Kazanie biblijne pastora na podstawie Listu do Hebrajczyków 7:1-10 wygłoszone 27 czerwca 2021 w Kościele Ewangelicznych Chrześcijan, w Warszawie przy ul. Zagórnej 10.
7:1 Ten to Melchisedek, król Salemu, kapłan Boga Najwyższego, który wyszedł na spotkanie Abrahama, gdy wracał po rozgromieniu królów, pobłogosławił mu,
List do Hebrajczyków 7:1-10
7:2 Abraham zaś dał mu dziesięcinę ze wszystkiego. Imię jego znaczy najpierw król sprawiedliwości, następnie zaś król Salemu, to jest król pokoju.
7:3 Bez ojca, bez matki, bez rodowodu, nie mający ani początku dni, ani końca życia, lecz podobny do Syna Bożego, pozostaje kapłanem na zawsze.
7:4 Patrzcie tedy, jak wielki jest ten, któremu nawet patriarcha Abraham dał dziesięcinę z najlepszego łupu.
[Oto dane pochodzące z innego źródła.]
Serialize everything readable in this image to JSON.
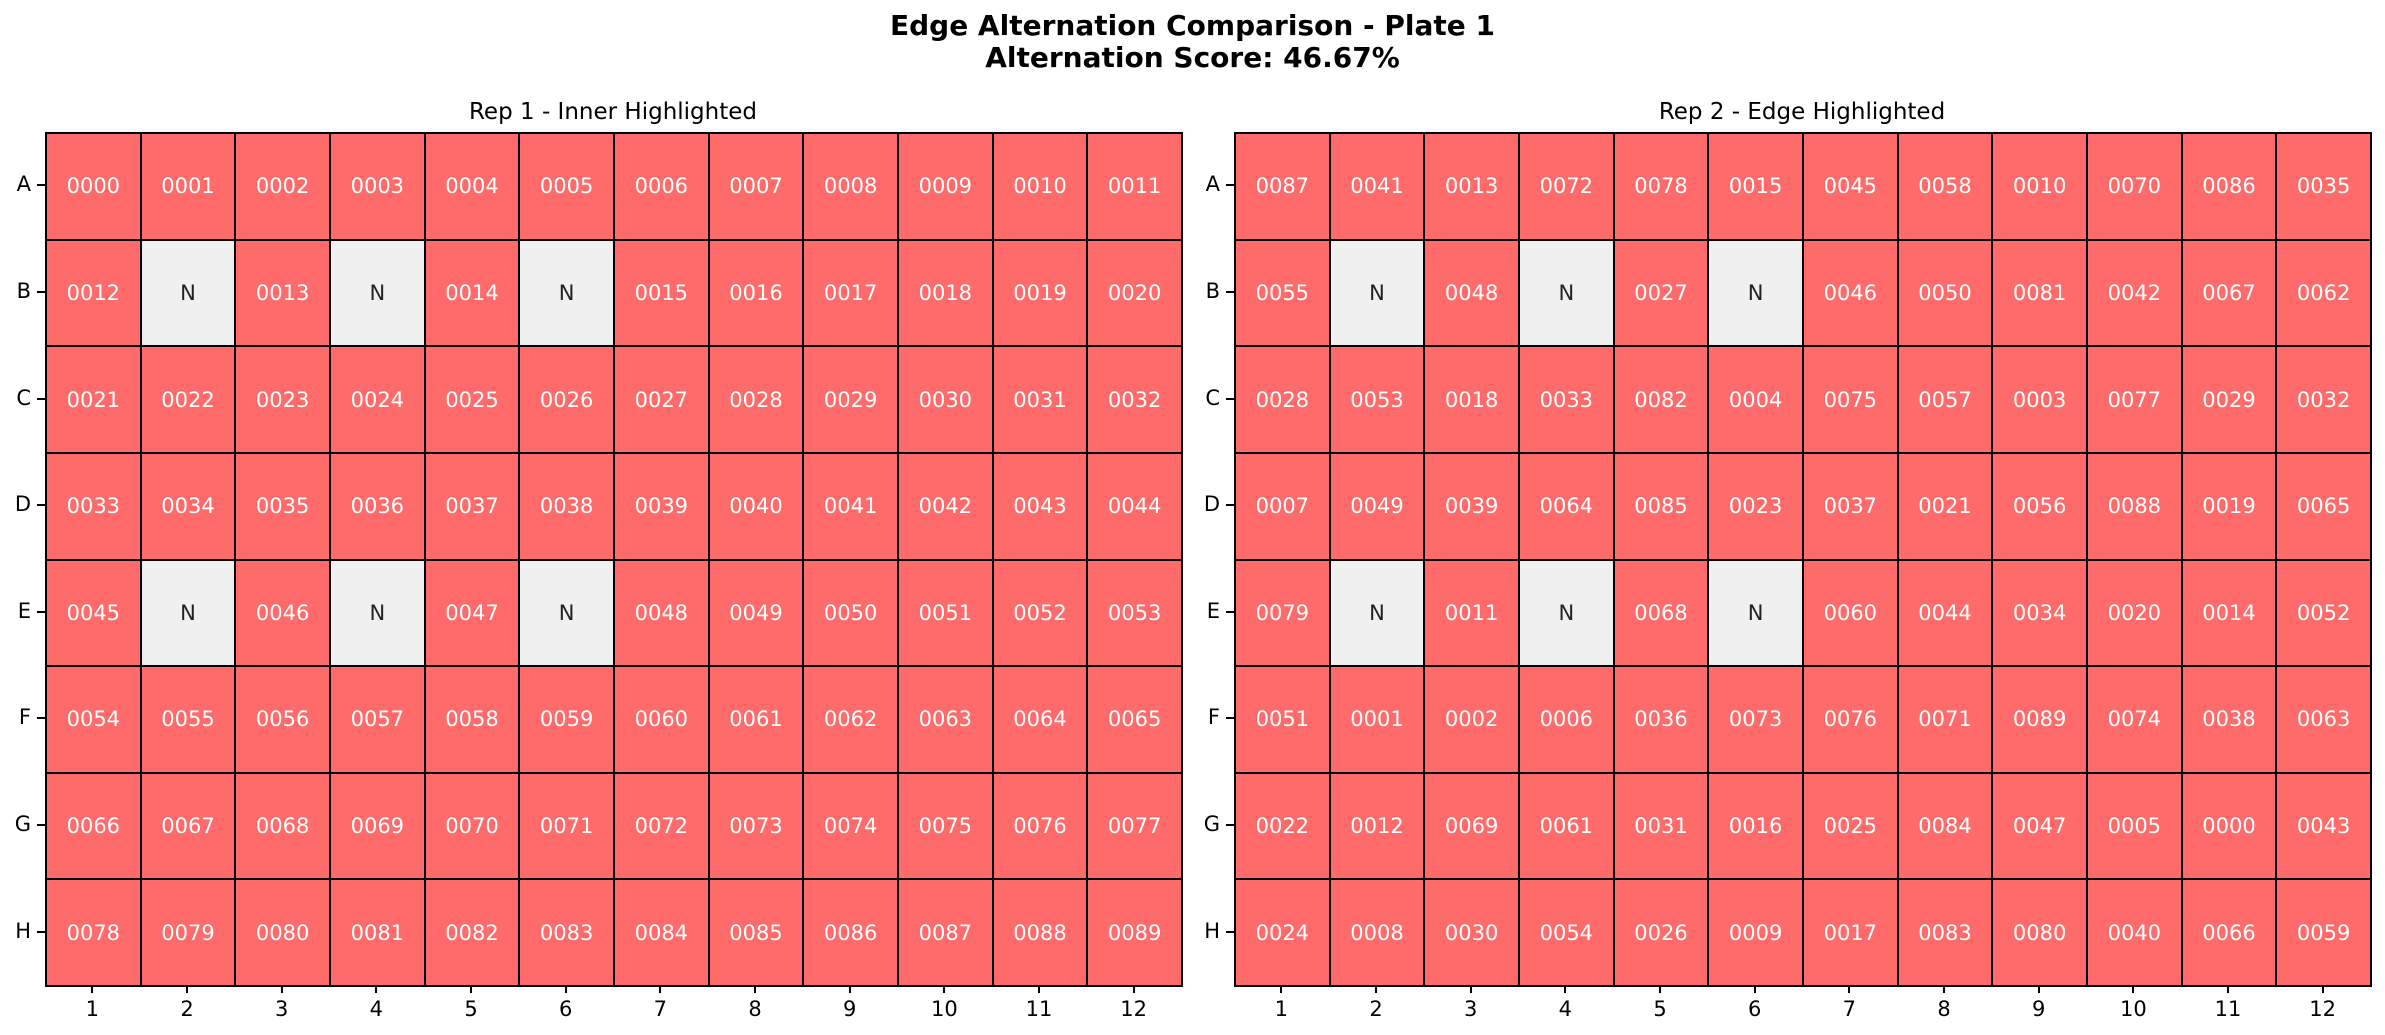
{
  "figure": {
    "title_line1": "Edge Alternation Comparison - Plate 1",
    "title_line2": "Alternation Score: 46.67%"
  },
  "colors": {
    "filled": "#ff6b6b",
    "empty": "#f0f0f0",
    "filled_text": "#ffffff",
    "empty_text": "#222222",
    "border": "#000000"
  },
  "chart_data": [
    {
      "type": "heatmap",
      "title": "Rep 1 - Inner Highlighted",
      "row_labels": [
        "A",
        "B",
        "C",
        "D",
        "E",
        "F",
        "G",
        "H"
      ],
      "col_labels": [
        "1",
        "2",
        "3",
        "4",
        "5",
        "6",
        "7",
        "8",
        "9",
        "10",
        "11",
        "12"
      ],
      "cells": [
        [
          "0000",
          "0001",
          "0002",
          "0003",
          "0004",
          "0005",
          "0006",
          "0007",
          "0008",
          "0009",
          "0010",
          "0011"
        ],
        [
          "0012",
          "N",
          "0013",
          "N",
          "0014",
          "N",
          "0015",
          "0016",
          "0017",
          "0018",
          "0019",
          "0020"
        ],
        [
          "0021",
          "0022",
          "0023",
          "0024",
          "0025",
          "0026",
          "0027",
          "0028",
          "0029",
          "0030",
          "0031",
          "0032"
        ],
        [
          "0033",
          "0034",
          "0035",
          "0036",
          "0037",
          "0038",
          "0039",
          "0040",
          "0041",
          "0042",
          "0043",
          "0044"
        ],
        [
          "0045",
          "N",
          "0046",
          "N",
          "0047",
          "N",
          "0048",
          "0049",
          "0050",
          "0051",
          "0052",
          "0053"
        ],
        [
          "0054",
          "0055",
          "0056",
          "0057",
          "0058",
          "0059",
          "0060",
          "0061",
          "0062",
          "0063",
          "0064",
          "0065"
        ],
        [
          "0066",
          "0067",
          "0068",
          "0069",
          "0070",
          "0071",
          "0072",
          "0073",
          "0074",
          "0075",
          "0076",
          "0077"
        ],
        [
          "0078",
          "0079",
          "0080",
          "0081",
          "0082",
          "0083",
          "0084",
          "0085",
          "0086",
          "0087",
          "0088",
          "0089"
        ]
      ]
    },
    {
      "type": "heatmap",
      "title": "Rep 2 - Edge Highlighted",
      "row_labels": [
        "A",
        "B",
        "C",
        "D",
        "E",
        "F",
        "G",
        "H"
      ],
      "col_labels": [
        "1",
        "2",
        "3",
        "4",
        "5",
        "6",
        "7",
        "8",
        "9",
        "10",
        "11",
        "12"
      ],
      "cells": [
        [
          "0087",
          "0041",
          "0013",
          "0072",
          "0078",
          "0015",
          "0045",
          "0058",
          "0010",
          "0070",
          "0086",
          "0035"
        ],
        [
          "0055",
          "N",
          "0048",
          "N",
          "0027",
          "N",
          "0046",
          "0050",
          "0081",
          "0042",
          "0067",
          "0062"
        ],
        [
          "0028",
          "0053",
          "0018",
          "0033",
          "0082",
          "0004",
          "0075",
          "0057",
          "0003",
          "0077",
          "0029",
          "0032"
        ],
        [
          "0007",
          "0049",
          "0039",
          "0064",
          "0085",
          "0023",
          "0037",
          "0021",
          "0056",
          "0088",
          "0019",
          "0065"
        ],
        [
          "0079",
          "N",
          "0011",
          "N",
          "0068",
          "N",
          "0060",
          "0044",
          "0034",
          "0020",
          "0014",
          "0052"
        ],
        [
          "0051",
          "0001",
          "0002",
          "0006",
          "0036",
          "0073",
          "0076",
          "0071",
          "0089",
          "0074",
          "0038",
          "0063"
        ],
        [
          "0022",
          "0012",
          "0069",
          "0061",
          "0031",
          "0016",
          "0025",
          "0084",
          "0047",
          "0005",
          "0000",
          "0043"
        ],
        [
          "0024",
          "0008",
          "0030",
          "0054",
          "0026",
          "0009",
          "0017",
          "0083",
          "0080",
          "0040",
          "0066",
          "0059"
        ]
      ]
    }
  ]
}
7:5 Wprawdzie i ci, którzy są z synów Lewiego, a otrzymują urząd kapłański, mają nakaz zgodnie z zakonem pobierać dziesięcinę od ludu, to jest od braci swoich, chociaż i oni wywodzą się z rodu Abrahama;
7:6 Ale tamten, który nie wywodził od nich swego rodu, otrzymał dziesięcinę od Abrahama i pobłogosławił temu, który miał obietnicę.
7:7 A rzecz to jest bezsporna, że mniejszy od większego otrzymuje błogosławieństwo.
7:8 W jednym wypadku biorą dziesięcinę śmiertelni ludzie, w drugim ten, o którym złożono świadectwo, że żyje.
7:9 I jeśli tak można powiedzieć, w osobie Abrahama i Lewi, który pobiera dziesięcinę, dał dziesięcinę;
7:10 Był bowiem jeszcze w lędźwiach praojca swego, gdy Melchisedek wyszedł na jego spotkanie.